Women with a Traumatic Experience More Likely To Have Low Sex Hormone

February 1, 2023

Summary: Low sex hormones are a significant problem in postmenopausal women, causing mood swings, poor bone health, and more. A new study shows that women living with psychological trauma are more likely to have low sex hormones due to ovarian dysfunction. However, psychological trauma does not appear to influence FSH levels. Additionally, low hormone levels only occur in sleep-deprived women.

A new study shows that women with traumatic experiences are more likely to have low sex hormone levels. It is especially true for those who do not have a sufficient sleep. These were the findings of the latest study presented at The North American Menopause Society (NAMS) Annual Meeting in Atlanta in 2022.

Hormone decline is natural in postmenopausal women. However, this decline is sharper in some women, causing multiple health issues. Health experts are interested in knowing why some women experience a greater decline in sex hormones, causing more severe physical and mental health issues.

There are multiple explanations for this decline. It could be due to genetics, lifestyle choices like diet, and a sedentary lifestyle. Researchers are especially interested in preventable or manageable causes of this decline in female sex hormones.

It is not the first study showing an association between hormone levels and post-traumatic stress disorder in women’s health care. However, early studies have shown that PTSD may cause hormonal issues in young women. In addition, many young women experience suppression of ovary function post-PTSD. Therefore, researchers were interested in finding whether PTSD may influence hormone levels in postmenopausal women.

The researchers at the University of Pittsburgh did this new study on women’s health care, focusing on Post-traumatic stress disorder treatment. They enrolled 260 postmenopausal women in the study. Further, researchers evaluated their mental health and level of hormones like estrogens and follicle-stimulating hormone (FSH) related to the treatment of PTSD. Additionally, they also analyzed sleep duration.

They found a few interesting things in their study. First, women with psychological trauma were more likely to have a low estrogen level. However, they did not have a low FSH level. It means that these low hormone levels have more to do with ovarian dysfunction rather than some changes in the brain causing dysfunction of the hypothalamic-pituitary-ovarian axis.

They also analyzed other confounding factors like stress, anxiety, and depression and found that psychological stress was related to low sex hormones.

However, the most exciting finding was that low sex hormones only occurred in women who slept for fewer than six hours a day. However, psychological trauma did not lead to a significant drop in hormone levels in those with adequate sleep.

This study contributed to already existing knowledge. In addition, it demonstrated the importance of understanding patients’ histories.

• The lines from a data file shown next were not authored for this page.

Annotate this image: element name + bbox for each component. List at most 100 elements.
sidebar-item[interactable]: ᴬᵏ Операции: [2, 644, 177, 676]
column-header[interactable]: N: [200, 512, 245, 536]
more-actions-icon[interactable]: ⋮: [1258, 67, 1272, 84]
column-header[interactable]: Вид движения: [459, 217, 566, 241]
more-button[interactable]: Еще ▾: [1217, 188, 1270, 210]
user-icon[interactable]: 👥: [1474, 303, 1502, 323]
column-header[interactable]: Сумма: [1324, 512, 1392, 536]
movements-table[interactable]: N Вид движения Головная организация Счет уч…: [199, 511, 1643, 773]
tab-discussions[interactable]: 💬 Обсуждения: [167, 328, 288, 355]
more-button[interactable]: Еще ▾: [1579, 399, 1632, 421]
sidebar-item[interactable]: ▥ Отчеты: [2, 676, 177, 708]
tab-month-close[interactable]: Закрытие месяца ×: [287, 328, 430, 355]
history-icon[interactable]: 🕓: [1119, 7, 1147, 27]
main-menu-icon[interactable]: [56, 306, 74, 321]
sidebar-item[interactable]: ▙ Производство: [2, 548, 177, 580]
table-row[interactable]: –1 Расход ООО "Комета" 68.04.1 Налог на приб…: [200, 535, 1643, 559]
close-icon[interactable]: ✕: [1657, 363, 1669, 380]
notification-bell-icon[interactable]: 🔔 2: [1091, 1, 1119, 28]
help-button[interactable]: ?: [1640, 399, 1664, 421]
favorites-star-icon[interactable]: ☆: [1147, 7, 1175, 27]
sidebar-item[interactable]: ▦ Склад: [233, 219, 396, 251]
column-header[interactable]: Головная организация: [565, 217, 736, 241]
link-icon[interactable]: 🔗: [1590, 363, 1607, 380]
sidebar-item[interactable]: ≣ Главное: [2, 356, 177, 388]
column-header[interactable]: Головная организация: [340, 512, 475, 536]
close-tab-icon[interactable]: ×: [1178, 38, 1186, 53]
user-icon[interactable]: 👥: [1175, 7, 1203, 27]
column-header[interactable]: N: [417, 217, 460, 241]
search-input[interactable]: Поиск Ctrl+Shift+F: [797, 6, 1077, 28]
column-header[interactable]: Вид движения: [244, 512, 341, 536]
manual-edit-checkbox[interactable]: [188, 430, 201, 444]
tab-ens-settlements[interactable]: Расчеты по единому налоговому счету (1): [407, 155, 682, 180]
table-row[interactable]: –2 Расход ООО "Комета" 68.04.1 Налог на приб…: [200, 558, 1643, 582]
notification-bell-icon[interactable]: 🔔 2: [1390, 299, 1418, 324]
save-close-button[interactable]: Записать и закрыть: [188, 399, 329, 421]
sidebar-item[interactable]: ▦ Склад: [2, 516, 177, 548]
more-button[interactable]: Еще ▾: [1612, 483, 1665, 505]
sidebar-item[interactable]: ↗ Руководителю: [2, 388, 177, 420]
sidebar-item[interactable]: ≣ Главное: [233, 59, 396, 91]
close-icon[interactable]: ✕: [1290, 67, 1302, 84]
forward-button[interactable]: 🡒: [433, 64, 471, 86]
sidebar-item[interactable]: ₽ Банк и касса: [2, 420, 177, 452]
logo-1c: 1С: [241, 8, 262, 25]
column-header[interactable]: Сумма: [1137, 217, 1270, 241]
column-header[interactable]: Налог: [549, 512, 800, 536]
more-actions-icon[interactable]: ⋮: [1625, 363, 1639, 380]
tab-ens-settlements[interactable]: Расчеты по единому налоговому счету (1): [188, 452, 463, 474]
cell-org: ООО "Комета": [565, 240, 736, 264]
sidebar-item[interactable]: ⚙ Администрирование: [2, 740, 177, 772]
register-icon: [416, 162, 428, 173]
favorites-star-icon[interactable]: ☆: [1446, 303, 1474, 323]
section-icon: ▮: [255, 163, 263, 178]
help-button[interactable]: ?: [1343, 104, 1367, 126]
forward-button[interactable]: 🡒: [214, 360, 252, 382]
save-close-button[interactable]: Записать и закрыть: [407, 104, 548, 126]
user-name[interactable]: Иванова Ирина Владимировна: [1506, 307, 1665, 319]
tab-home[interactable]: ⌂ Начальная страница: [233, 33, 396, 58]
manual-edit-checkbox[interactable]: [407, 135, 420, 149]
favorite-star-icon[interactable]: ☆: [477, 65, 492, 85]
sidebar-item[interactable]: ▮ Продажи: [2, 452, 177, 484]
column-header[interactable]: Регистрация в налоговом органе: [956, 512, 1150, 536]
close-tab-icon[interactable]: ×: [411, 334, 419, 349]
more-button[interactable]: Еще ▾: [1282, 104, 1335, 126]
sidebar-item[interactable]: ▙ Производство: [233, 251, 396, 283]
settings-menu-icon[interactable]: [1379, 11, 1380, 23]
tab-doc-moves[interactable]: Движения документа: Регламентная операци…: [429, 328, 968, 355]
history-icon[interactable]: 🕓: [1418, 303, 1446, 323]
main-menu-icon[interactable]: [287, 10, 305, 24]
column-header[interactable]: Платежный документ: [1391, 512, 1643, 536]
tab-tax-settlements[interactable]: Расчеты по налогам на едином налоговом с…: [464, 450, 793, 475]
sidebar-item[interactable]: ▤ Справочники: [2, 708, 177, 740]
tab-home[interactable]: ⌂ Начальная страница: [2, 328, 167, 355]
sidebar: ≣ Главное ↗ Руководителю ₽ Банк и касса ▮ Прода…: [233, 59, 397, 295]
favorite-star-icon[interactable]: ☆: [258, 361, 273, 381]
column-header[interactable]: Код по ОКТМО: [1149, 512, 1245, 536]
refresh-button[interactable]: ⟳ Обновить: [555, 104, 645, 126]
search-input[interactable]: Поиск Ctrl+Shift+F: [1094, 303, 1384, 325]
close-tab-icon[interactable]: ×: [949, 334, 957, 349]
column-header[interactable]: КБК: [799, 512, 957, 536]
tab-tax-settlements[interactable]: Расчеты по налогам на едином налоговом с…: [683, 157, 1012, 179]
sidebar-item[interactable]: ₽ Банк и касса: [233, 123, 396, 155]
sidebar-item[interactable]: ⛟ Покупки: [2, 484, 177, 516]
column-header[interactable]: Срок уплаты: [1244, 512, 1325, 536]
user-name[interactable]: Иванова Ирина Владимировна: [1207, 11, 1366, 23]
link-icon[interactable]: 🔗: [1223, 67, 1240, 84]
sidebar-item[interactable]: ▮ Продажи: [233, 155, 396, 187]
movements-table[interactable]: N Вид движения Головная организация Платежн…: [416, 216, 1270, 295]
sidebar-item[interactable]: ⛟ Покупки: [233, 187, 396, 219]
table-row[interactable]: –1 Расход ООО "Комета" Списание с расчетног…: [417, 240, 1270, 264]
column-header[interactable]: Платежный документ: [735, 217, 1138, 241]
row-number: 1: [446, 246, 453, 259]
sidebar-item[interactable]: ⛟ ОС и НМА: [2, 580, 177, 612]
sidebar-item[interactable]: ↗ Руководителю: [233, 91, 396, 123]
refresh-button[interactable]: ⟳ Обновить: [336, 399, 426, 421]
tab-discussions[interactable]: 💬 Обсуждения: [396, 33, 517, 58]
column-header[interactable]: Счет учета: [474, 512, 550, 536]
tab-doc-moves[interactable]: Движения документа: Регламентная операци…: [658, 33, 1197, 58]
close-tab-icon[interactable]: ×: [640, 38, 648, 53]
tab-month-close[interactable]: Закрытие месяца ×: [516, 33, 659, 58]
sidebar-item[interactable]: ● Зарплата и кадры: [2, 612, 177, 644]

Low level of hormones is a significant problem in middle-aged and older women. It causes mood issues and weaker bones and increases the risk of many other health conditions. This is the first study that shows that psychological trauma is associated with even worse outcomes due to ovarian dysfunction and lower hormone levels.

Additionally, this study also highlights the importance of sufficient sleep. It is worth noticing that rest acts as a remedy. Those with adequate sleep can still expect to better hormonal health. The condition is more severe in those with sleep deprivation.

Of course, the study also raises many questions. For example, it raises the question regarding the role of the treatment of sleep disorders in improving hormonal health. Would enhancing sleep quantity and quality help prevent or reverse these health issues?

Though, a few questions still remain unanswered. Nonetheless, the study adds something new to our understanding of the hormonal health of postmenopausal women. Especially considering that not all women may like to go for hormonal replacement therapy. Thus, this study suggests that there might be other ways of improving hormonal health in postmenopausal women.